Analiza shares the tricks on how she managed to take photos with the mobile when she noticed that the ants were slowing down because they were drinking water, she was giving them drops of water so they would continue on their way to the finish line.
Tips for Taking Insect Photos
There are four basics needed to know when photographers start once doing insect photos.
Sharpness is one of the most important facets of insect photography and the easiest way to ensure a sharp focus is to use the autofocus option on your camera. Avoid any, even slightest shaking, and use the technique of half-pressing the shutter button to start the autofocus, and a minimum shutter speed of 1/125 of a second.

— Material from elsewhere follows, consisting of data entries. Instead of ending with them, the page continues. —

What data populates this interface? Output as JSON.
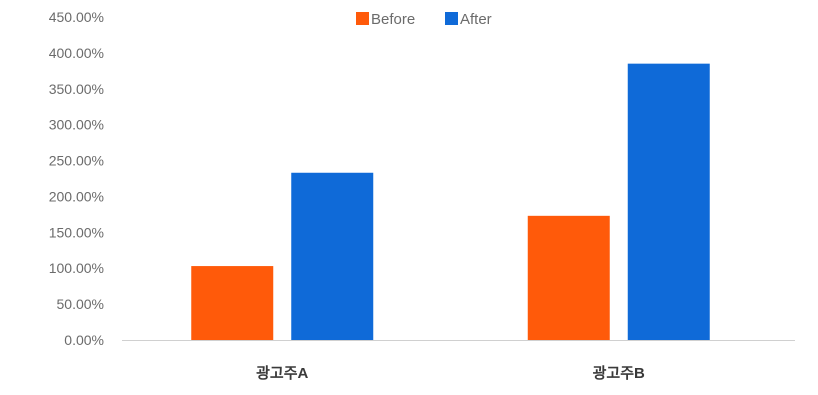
{
  "chart_data": {
    "type": "bar",
    "categories": [
      "광고주A",
      "광고주B"
    ],
    "series": [
      {
        "name": "Before",
        "color": "#ff5a0a",
        "values": [
          103,
          173
        ]
      },
      {
        "name": "After",
        "color": "#0f6ad8",
        "values": [
          233,
          385
        ]
      }
    ],
    "y_unit": "%",
    "ylim": [
      0,
      450
    ],
    "yticks": [
      0,
      50,
      100,
      150,
      200,
      250,
      300,
      350,
      400,
      450
    ],
    "ytick_labels": [
      "0.00%",
      "50.00%",
      "100.00%",
      "150.00%",
      "200.00%",
      "250.00%",
      "300.00%",
      "350.00%",
      "400.00%",
      "450.00%"
    ],
    "legend_position": "top-center",
    "grid": false
  }
}
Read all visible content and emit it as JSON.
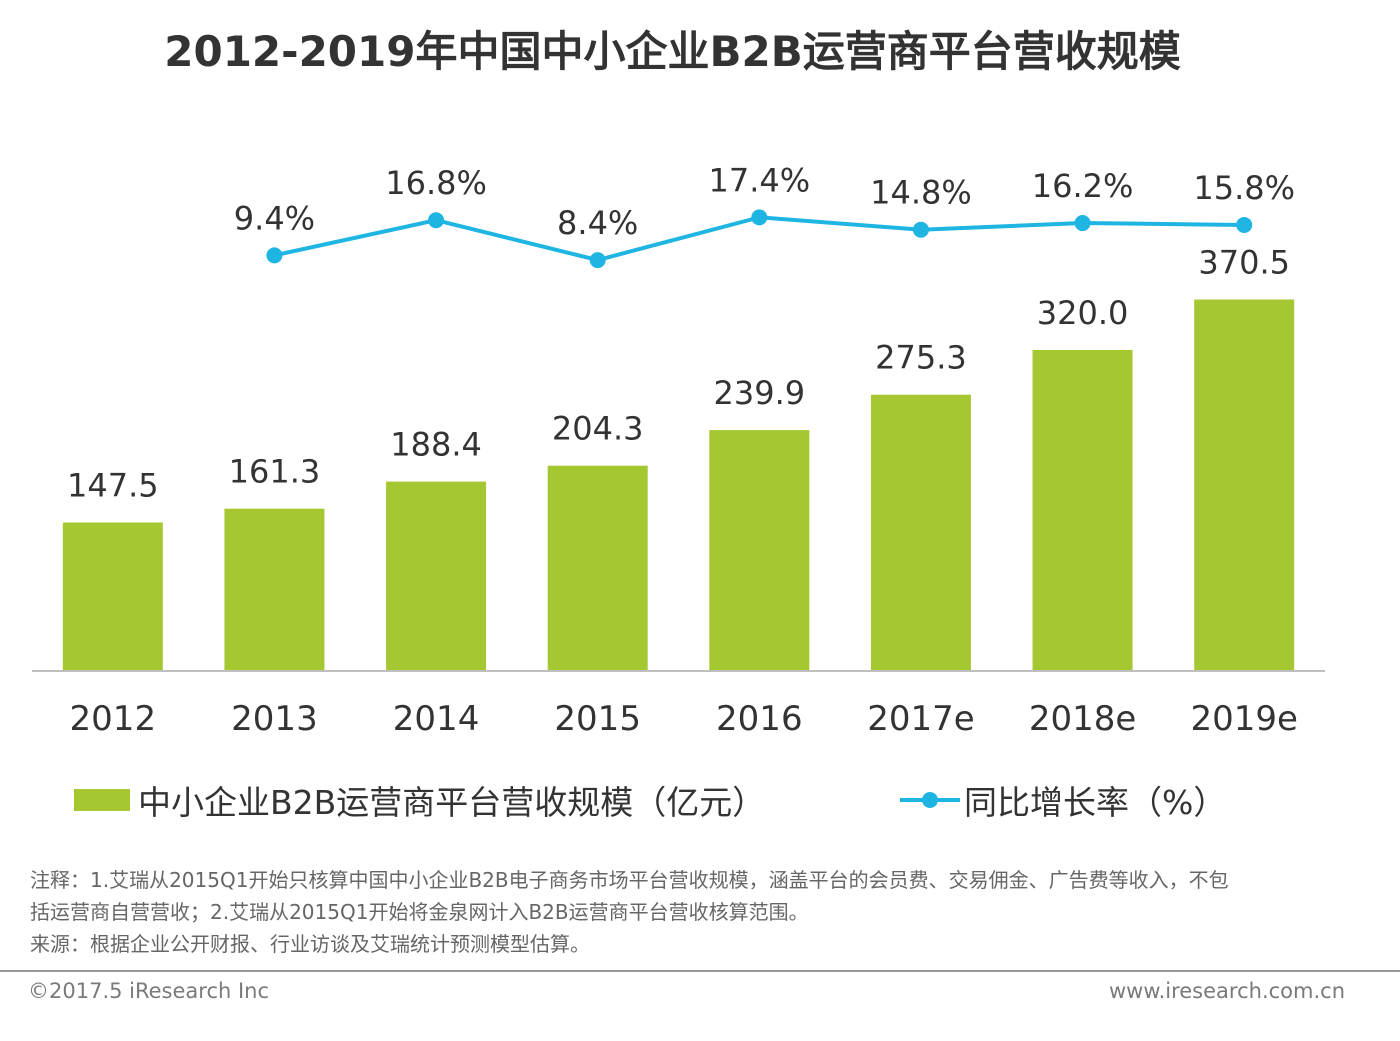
{
  "title": "2012-2019年中国中小企业B2B运营商平台营收规模",
  "chart_data": {
    "type": "bar",
    "categories": [
      "2012",
      "2013",
      "2014",
      "2015",
      "2016",
      "2017e",
      "2018e",
      "2019e"
    ],
    "series": [
      {
        "name": "中小企业B2B运营商平台营收规模（亿元）",
        "type": "bar",
        "values": [
          147.5,
          161.3,
          188.4,
          204.3,
          239.9,
          275.3,
          320.0,
          370.5
        ],
        "labels": [
          "147.5",
          "161.3",
          "188.4",
          "204.3",
          "239.9",
          "275.3",
          "320.0",
          "370.5"
        ],
        "color": "#a5c832"
      },
      {
        "name": "同比增长率（%）",
        "type": "line",
        "values": [
          null,
          9.4,
          16.8,
          8.4,
          17.4,
          14.8,
          16.2,
          15.8
        ],
        "labels": [
          "",
          "9.4%",
          "16.8%",
          "8.4%",
          "17.4%",
          "14.8%",
          "16.2%",
          "15.8%"
        ],
        "color": "#1fb5e3"
      }
    ],
    "ylim": [
      0,
      400
    ],
    "grid": false,
    "legend": "bottom"
  },
  "legend": {
    "bar_label": "中小企业B2B运营商平台营收规模（亿元）",
    "line_label": "同比增长率（%）"
  },
  "notes": {
    "line1": "注释：1.艾瑞从2015Q1开始只核算中国中小企业B2B电子商务市场平台营收规模，涵盖平台的会员费、交易佣金、广告费等收入，不包",
    "line2": "括运营商自营营收；2.艾瑞从2015Q1开始将金泉网计入B2B运营商平台营收核算范围。",
    "line3": "来源：根据企业公开财报、行业访谈及艾瑞统计预测模型估算。"
  },
  "footer": {
    "copyright": "©2017.5 iResearch Inc",
    "website": "www.iresearch.com.cn"
  },
  "colors": {
    "bar": "#a5c832",
    "line": "#1fb5e3",
    "text": "#333333"
  }
}
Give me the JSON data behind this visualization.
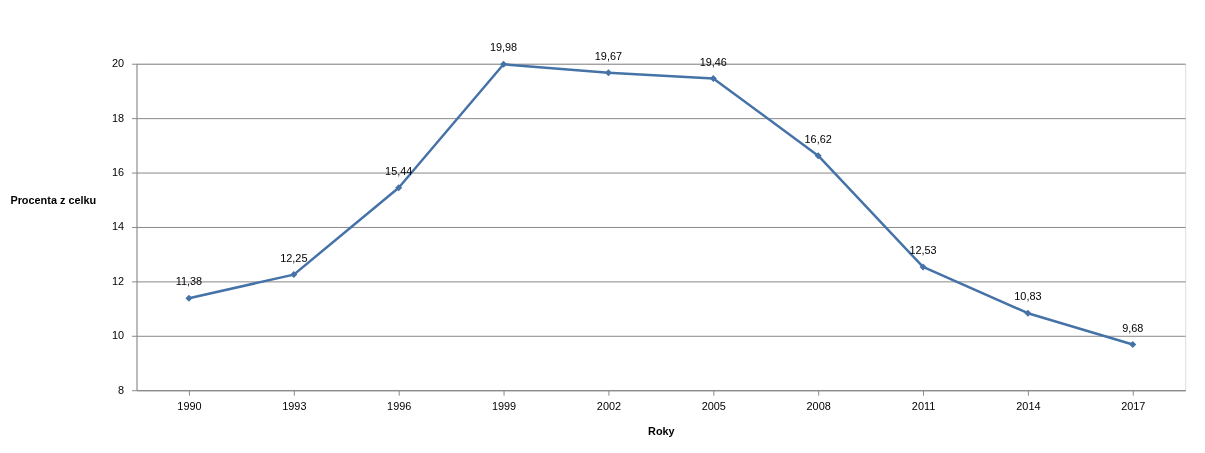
{
  "chart_data": {
    "type": "line",
    "xlabel": "Roky",
    "ylabel": "Procenta z celku",
    "categories": [
      "1990",
      "1993",
      "1996",
      "1999",
      "2002",
      "2005",
      "2008",
      "2011",
      "2014",
      "2017"
    ],
    "series": [
      {
        "color": "#4572a7",
        "values": [
          11.38,
          12.25,
          15.44,
          19.98,
          19.67,
          19.46,
          16.62,
          12.53,
          10.83,
          9.68
        ],
        "value_labels": [
          "11,38",
          "12,25",
          "15,44",
          "19,98",
          "19,67",
          "19,46",
          "16,62",
          "12,53",
          "10,83",
          "9,68"
        ]
      }
    ],
    "ylim": [
      8,
      20
    ],
    "yticks": [
      8,
      10,
      12,
      14,
      16,
      18,
      20
    ],
    "grid": "y",
    "marker": "diamond",
    "line_style": "solid"
  }
}
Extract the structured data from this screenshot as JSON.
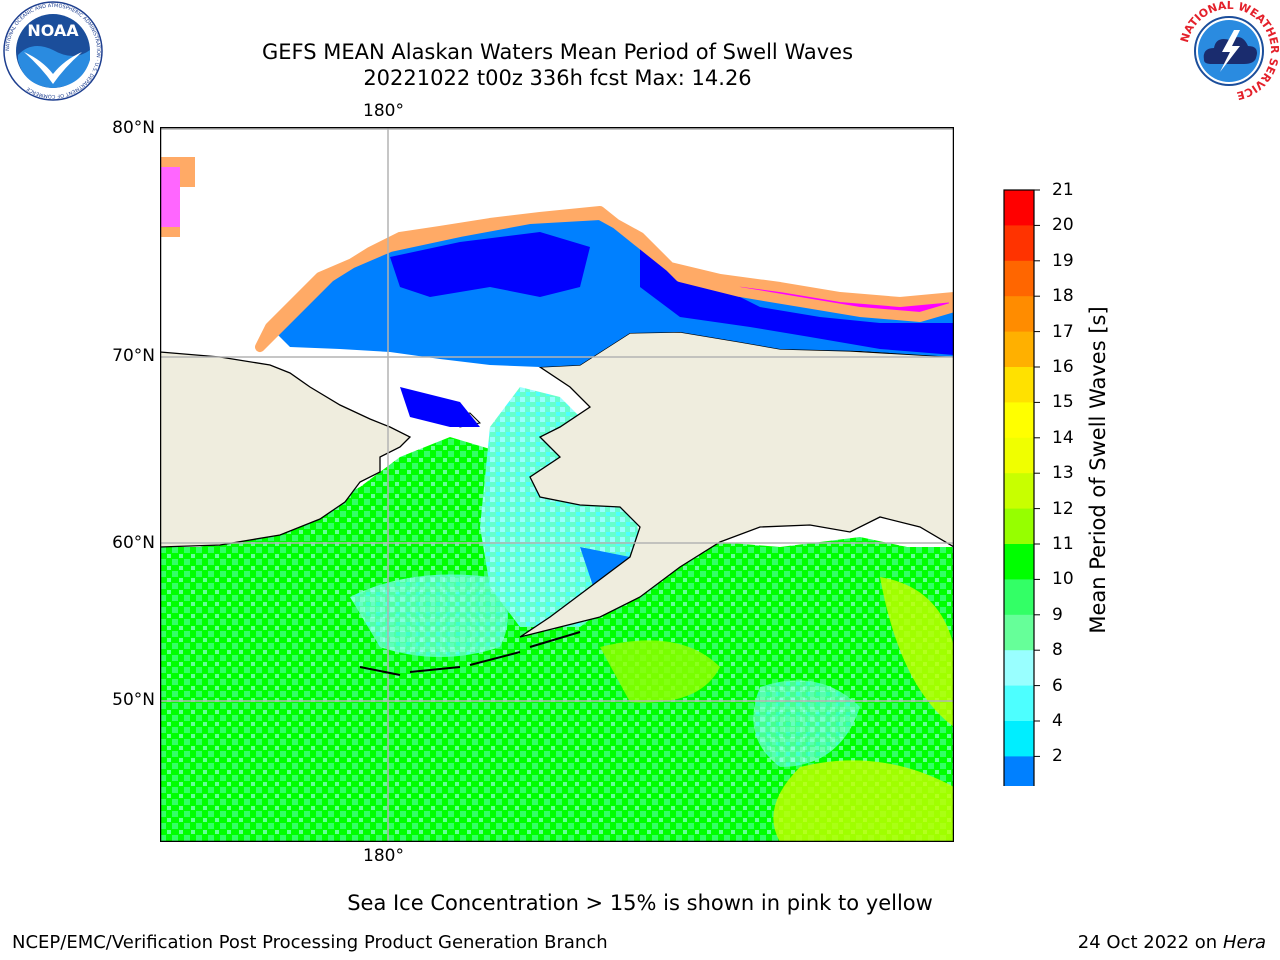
{
  "title": {
    "line1": "GEFS MEAN Alaskan Waters Mean Period of Swell Waves",
    "line2": "20221022 t00z 336h fcst   Max: 14.26"
  },
  "logos": {
    "left": "NOAA",
    "left_ring": "NATIONAL OCEANIC AND ATMOSPHERIC ADMINISTRATION · U.S. DEPARTMENT OF COMMERCE",
    "right_ring": "NATIONAL WEATHER SERVICE"
  },
  "map": {
    "lon_label_top": "180°",
    "lon_label_bottom": "180°",
    "lat_labels": [
      "80°N",
      "70°N",
      "60°N",
      "50°N"
    ],
    "colors": {
      "land": "#efedde",
      "coast": "#000000",
      "grid": "#b4b4b4",
      "ice": [
        "#ff00ff",
        "#ff66ff",
        "#ffaa66",
        "#ffd24d",
        "#ffee44"
      ]
    }
  },
  "colorbar": {
    "label": "Mean Period of Swell Waves [s]",
    "ticks": [
      "21",
      "20",
      "19",
      "18",
      "17",
      "16",
      "15",
      "14",
      "13",
      "12",
      "11",
      "10",
      "9",
      "8",
      "6",
      "4",
      "2"
    ],
    "colors_top_to_bottom": [
      "#ff0000",
      "#ff3300",
      "#ff6600",
      "#ff8c00",
      "#ffb000",
      "#ffe100",
      "#ffff00",
      "#f0ff00",
      "#c8ff00",
      "#96ff00",
      "#00ff00",
      "#33ff66",
      "#66ff99",
      "#99ffff",
      "#4dffff",
      "#00eeff",
      "#0080ff"
    ],
    "under_color": "#0000ff"
  },
  "notes": {
    "ice": "Sea Ice Concentration > 15% is shown in pink to yellow"
  },
  "footer": {
    "left": "NCEP/EMC/Verification Post Processing Product Generation Branch",
    "right_date": "24 Oct 2022 on ",
    "right_host": "Hera"
  }
}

Using a flash can be caused by a problem that happens in most insect photography, and to change the natural colors. Try manual focus, if with a 1/125 of a second shutter speed the autofocus fails and try the flash option.
Attention to the insect will be enhanced by the blurred background, so it is easiest to use the highest possible zoom. Use as much distance as possible between the subject and the background, this will help make the background more blurred.
The framing gives the final values to the painted insect, and for the best effect, it is necessary to try to catch the insect from the front but at a small angle. The most important thing is that the head is seen in relation to the body and that the image is kept in balance. It is necessary to know that the backs of insects are not of great value. Use the “rule of thirds!”